Samsung to introduce storage solutions that will enable storing data worth hundreds of terabytes

The South Korean conglomerate is up to something big. Reportedly, the tech firm is looking forward to introducing storage solutions that will enable users to store terabytes of data. The recent development was discussed by the company at the China Flash Memory Market Summit. Samsung claimed that its future SSDs could offer storage capacities of 1 petabyte [1PB].

1 petabyte of storage equals 1,024 terabytes / 1 million GB. It is sufficient enough to store almost 2.5 years’ worth of 4K video. A few dozen of these future 1PB SSDs can store the contents of the complete Library of Congress. Well, these are just figures. Practically, it is not going to happen soon. Nonetheless, the company claimed that during the next ten years, advancements in physical, logical, and packaging technologies should boost storage drive capacities to 1PB.

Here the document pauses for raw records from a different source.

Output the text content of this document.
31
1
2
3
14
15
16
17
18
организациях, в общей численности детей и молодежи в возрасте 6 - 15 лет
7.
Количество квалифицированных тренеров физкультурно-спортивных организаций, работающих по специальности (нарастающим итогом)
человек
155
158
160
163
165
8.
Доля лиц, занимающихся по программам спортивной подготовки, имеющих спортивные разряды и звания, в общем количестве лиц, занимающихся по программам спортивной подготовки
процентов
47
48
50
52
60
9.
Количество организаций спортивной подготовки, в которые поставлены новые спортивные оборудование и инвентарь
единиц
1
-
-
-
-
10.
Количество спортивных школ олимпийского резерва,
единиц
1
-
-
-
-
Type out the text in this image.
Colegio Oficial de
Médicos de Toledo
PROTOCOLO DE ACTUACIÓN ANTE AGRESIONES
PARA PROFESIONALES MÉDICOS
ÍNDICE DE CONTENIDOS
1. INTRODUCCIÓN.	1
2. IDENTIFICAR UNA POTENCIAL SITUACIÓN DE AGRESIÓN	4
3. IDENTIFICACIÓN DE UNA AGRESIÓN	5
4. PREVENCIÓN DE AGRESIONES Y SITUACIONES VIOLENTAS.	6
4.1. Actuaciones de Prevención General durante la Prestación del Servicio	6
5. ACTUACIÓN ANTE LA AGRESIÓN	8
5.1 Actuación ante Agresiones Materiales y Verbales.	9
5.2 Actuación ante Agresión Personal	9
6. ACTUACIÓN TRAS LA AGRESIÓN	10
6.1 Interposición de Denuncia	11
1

There are significant technical obstacles to getting over

The manufacturing of future SSDs requires improved physical as well as logical scaling. Physical scaling indicates that NAND cells should shrink while on the other hand, the number of layers must be increased. Only then Samsung will be able to achieve such high capacities on future SSDs.

Conversely, this physical scaling has some restraints. The company asserts that 1,000 layers per 3D NAND are not sufficient to foster flash memory capacity to 1PB and beyond. Therefore, logical scaling must be taken into consideration. Logical scaling will work to improve the number of bits stored per cell. However, before the logical stage of 1PT SSDs, some technical obstacles i.e., material science and temperature management need to be resolved.

 Samsung must introduce new manufacturing techniques to achieve a storage capacity greater than a thousand terabytes. Users of PCs and smartphones will eventually profit from these developments, but this transition seems inevitable.